This post is part of a monthly series that explores the historical applications of building materials and systems through resources from the Building Technology Heritage Library (BTHL), an online collection of AEC catalogs, brochures, trade publications, and more. The BTHL is a project of the Association for Preservation Technology, an international building preservation organization
Now known as concrete masonry units, concrete blocks exploded onto the building scene in the late 19th century with a flurry of different patents for block designs and production. After Harmon Palmer invented the first commercially successful concrete block machine in 1900, the industry expanded rapidly with multiple manufacturers producing the blocks with their stone-like surface created through either a mold or the use of special aggregates in the concrete mix. Although stonelike concrete blocks were popular for the first quarter of the 20th century, they fell out of fashion following World War II.
Manufacturers marketed concrete block as an economical building material that was also ideal for industrial, agricultural, and residential projects. As the block became associated with such utilitarian structures, it transitioned into a supporting role as a substrate for applied finishes, such as stucco. In a 1925 catalog for concrete block, artist Alfonso Lannelli was quoted as saying that “stucco becomes a sensitive medium through which the texture-and-tone qualities of each period can be expressed.“ One noteworthy exception, however, was the 1950s and 1960s "screen block," which allowed concrete block to assume a major design role.

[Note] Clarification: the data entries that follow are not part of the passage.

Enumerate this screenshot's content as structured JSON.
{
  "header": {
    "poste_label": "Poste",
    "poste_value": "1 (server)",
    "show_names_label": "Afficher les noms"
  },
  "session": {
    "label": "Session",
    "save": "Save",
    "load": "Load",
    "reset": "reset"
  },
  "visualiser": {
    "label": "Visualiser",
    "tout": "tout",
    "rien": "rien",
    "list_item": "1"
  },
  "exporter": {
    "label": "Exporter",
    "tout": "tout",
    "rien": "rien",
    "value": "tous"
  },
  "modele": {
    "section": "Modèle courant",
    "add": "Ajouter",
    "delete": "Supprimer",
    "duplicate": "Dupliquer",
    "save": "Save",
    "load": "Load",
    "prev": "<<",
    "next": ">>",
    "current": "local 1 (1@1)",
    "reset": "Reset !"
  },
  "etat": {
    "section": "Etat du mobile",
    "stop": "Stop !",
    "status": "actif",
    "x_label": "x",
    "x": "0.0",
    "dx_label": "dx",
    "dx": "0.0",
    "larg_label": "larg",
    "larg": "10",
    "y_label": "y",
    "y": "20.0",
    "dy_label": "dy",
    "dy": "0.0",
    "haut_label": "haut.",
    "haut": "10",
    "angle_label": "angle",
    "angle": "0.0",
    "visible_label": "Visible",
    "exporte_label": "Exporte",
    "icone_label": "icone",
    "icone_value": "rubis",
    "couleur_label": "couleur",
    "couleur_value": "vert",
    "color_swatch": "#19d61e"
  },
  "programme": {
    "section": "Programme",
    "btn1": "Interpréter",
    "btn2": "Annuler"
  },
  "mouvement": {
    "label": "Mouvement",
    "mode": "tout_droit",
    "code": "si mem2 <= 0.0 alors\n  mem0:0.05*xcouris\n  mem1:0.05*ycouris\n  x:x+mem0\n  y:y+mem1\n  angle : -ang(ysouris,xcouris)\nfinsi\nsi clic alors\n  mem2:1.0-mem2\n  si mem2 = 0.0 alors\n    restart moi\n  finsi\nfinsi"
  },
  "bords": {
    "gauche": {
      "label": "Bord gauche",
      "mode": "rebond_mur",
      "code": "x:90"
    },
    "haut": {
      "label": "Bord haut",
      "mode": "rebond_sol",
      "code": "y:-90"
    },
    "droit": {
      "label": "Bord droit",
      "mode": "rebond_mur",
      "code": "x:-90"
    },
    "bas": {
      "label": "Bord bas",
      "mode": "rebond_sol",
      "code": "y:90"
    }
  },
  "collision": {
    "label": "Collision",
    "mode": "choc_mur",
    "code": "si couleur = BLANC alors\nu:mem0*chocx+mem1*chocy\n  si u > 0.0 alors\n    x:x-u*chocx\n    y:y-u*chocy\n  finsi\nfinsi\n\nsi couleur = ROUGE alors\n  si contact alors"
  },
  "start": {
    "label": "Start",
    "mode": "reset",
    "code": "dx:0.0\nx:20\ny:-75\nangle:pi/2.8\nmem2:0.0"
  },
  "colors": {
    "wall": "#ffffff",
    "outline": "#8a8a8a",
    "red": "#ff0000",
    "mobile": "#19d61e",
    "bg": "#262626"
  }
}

These ornamental screen block designs created free-standing walls that served as partitions while allowing the passage of air.

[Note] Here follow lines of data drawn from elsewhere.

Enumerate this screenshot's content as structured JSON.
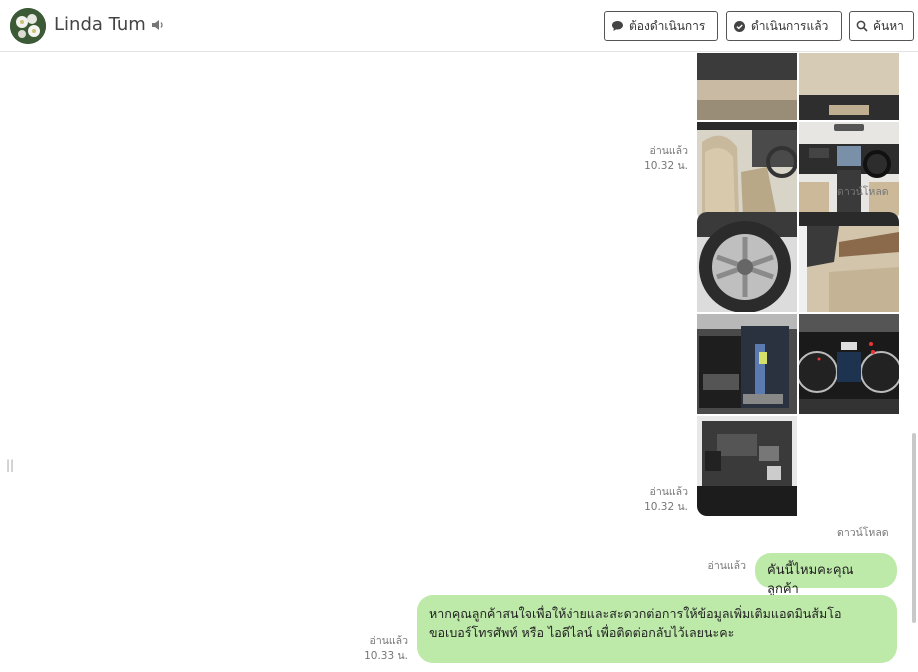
{
  "header": {
    "contact_name": "Linda Tum",
    "buttons": {
      "todo": "ต้องดำเนินการ",
      "done": "ดำเนินการแล้ว",
      "search": "ค้นหา"
    }
  },
  "messages": [
    {
      "type": "image-group",
      "status": "อ่านแล้ว",
      "time": "10.32 น.",
      "action": "ดาวน์โหลด"
    },
    {
      "type": "image-group",
      "status": "อ่านแล้ว",
      "time": "10.32 น.",
      "action": "ดาวน์โหลด"
    },
    {
      "type": "text",
      "status": "อ่านแล้ว",
      "text": "คันนี้ไหมคะคุณลูกค้า"
    },
    {
      "type": "text",
      "status": "อ่านแล้ว",
      "time": "10.33 น.",
      "lines": [
        "หากคุณลูกค้าสนใจเพื่อให้ง่ายและสะดวกต่อการให้ข้อมูลเพิ่มเติมแอดมินส้มโอ",
        "ขอเบอร์โทรศัพท์ หรือ ไอดีไลน์ เพื่อติดต่อกลับไว้เลยนะคะ"
      ]
    }
  ],
  "colors": {
    "bubble": "#bde9a9",
    "border": "#555555"
  }
}
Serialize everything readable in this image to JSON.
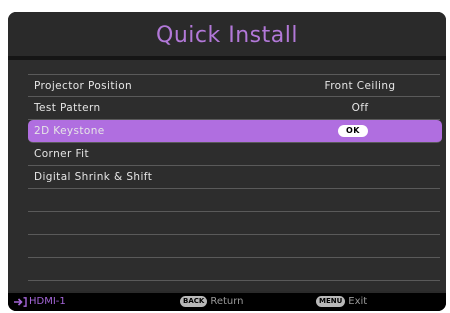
{
  "title": "Quick Install",
  "menu": {
    "items": [
      {
        "label": "Projector Position",
        "value": "Front Ceiling"
      },
      {
        "label": "Test Pattern",
        "value": "Off"
      },
      {
        "label": "2D Keystone",
        "value": "OK",
        "selected": true
      },
      {
        "label": "Corner Fit",
        "value": ""
      },
      {
        "label": "Digital Shrink & Shift",
        "value": ""
      },
      {
        "label": "",
        "value": ""
      },
      {
        "label": "",
        "value": ""
      },
      {
        "label": "",
        "value": ""
      },
      {
        "label": "",
        "value": ""
      }
    ]
  },
  "footer": {
    "source_icon": "input-arrow-icon",
    "source": "HDMI-1",
    "back_key": "BACK",
    "back_label": "Return",
    "menu_key": "MENU",
    "menu_label": "Exit"
  },
  "colors": {
    "accent": "#b06ee0",
    "title": "#b278d8",
    "background": "#2d2d2d"
  }
}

Catalogue of the Century Cement Machine Company: Manufacturers of the Hercules Cement Stone Machine, Century Cement Machine Co., Rochester, N.Y., 1907
The use of concrete to imitate stone started with its initial name—it was called Portland Cement due to its resemblance to the Portland stone found in England. “Cast stone” was also used to describe a variety of cementitious products that replicate stone; in the early 20th century, concrete blocks with a “rock face” became particularly popular. In most cases, the formwork was created to simulate the appearance of rock. Later versions were done with custom concrete mixes so that the block surface also had a “stone-like” appearance.

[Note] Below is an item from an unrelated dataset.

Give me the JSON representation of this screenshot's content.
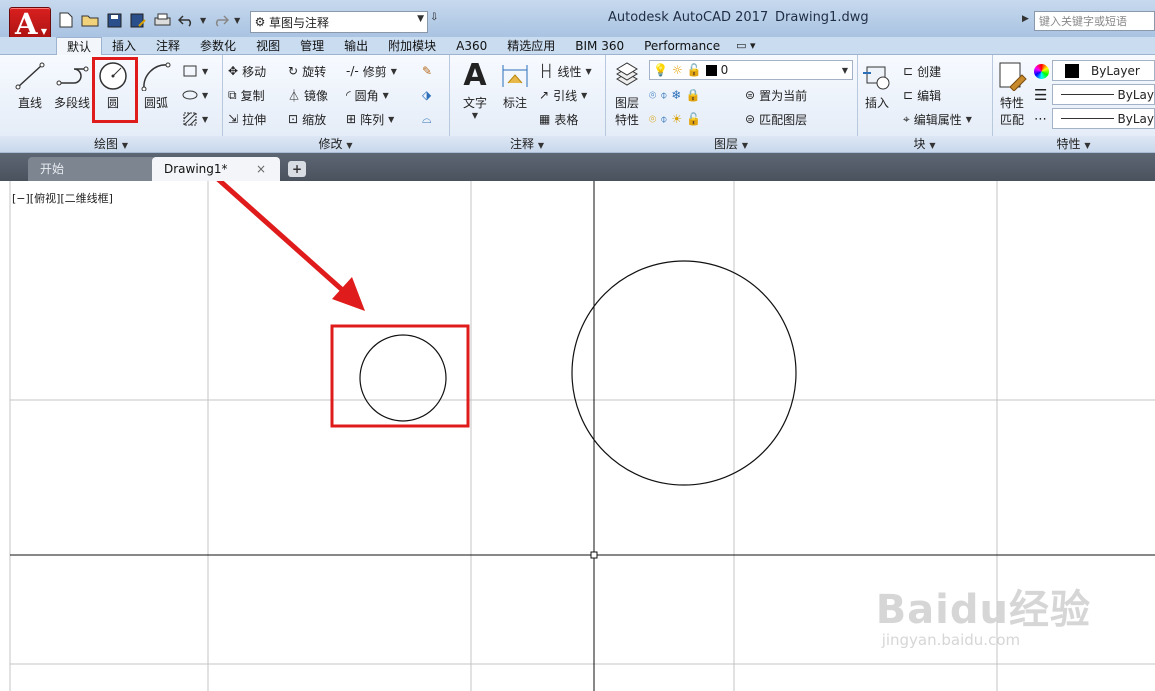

Concrete machinery: Triumph, Wizard and Knox Block Machines, Sears Roebuck & Co., Chicago, 1915
Sears, Roebuck & Co. sold the equipment to make decorative concrete blocks with a variety of designs.
Concrete Building Block and Brick, Portland Cement Association, Chicago, 1918
This publication includes examples of concrete block structures from across the U.S. as well as technical specifications for “concrete architectural stone building blocks.” It alleges a “greatly increased popularity of concrete as a building material" and "the many ways of giving concrete block and brick a very attractive finish.”
The Zagelmeyer System of Casting Plain and Granite Faced Concrete Building Blocks, Concrete Brick, Zagelmeyer Cast Stone Block Machinery Co., Bay City, Mich., 1923
“The Zagelmeyer system makes it possible to manufacture a perfect concrete block, but also that the process of applying a pure, sparkling granite facing is a crowning feature that distinguishes this project as the last work in concrete block.”
Straub Cinder Building Blocks: A Consideration of the Architectural and Structural Availability ... with working plans and instructions, National Cinder Concrete Products Association, U.S., 1925
One of the most comprehensive documents on concrete block for its era, this publication includes design details andtesting data on structural and fire ratings.. A special section covers the use of stucco over concrete block—a popular design choice for the era.
Waylite-Superock: the modern building material: plan book, Waylite Co., Chicago, 1939
Waylite Co. created Waylite-Superock through a process that gave concrete block a lighter weight and higher insulation value than other concrete block materials. This also improved its fire resistance. This publication features a dozen house plans and examples of commercial and agricultural buildings.
Recommended Practices for Laying Concrete Block, Portland Cement Association, Chicago, 1954
This publication for masons includes details on the mortars, coursing, tooling, and anchoring systems that represent the best concrete block practices.
Popular Mechanics' Famous Concrete Block House, Popular Mechanics Press, James R. Ward, Chicago, 1949
This book “describes step by step the construction of a five-room, concrete-block house from the first shovelful of soil for the foundation excavation to the last swipe of the paintbrush.”
Duro Concrete Masonry Units, Duro Block Co., Cincinnati, 1957
The Duro Block Co. offered four different aggregate mixes for heavy- and light-weight concrete block.
Welcome to the Pavilion: Fashion Gateway to the Wonderful New World of Block, National Concrete Masonry Association, Chicago, 1959
The concrete block “screen wall” appears in this publication, which recognizes the architects who designed the various specialty and decorative units.
Waylite, Waylite Co., Bethlehem, Pa., 1960
The Waylite Co patented a process that made its block lighter than other blocks with improved insulation and acoustic properties. This 1960 catalog also featured a wide range of bonding patterns for both interior and exterior applications.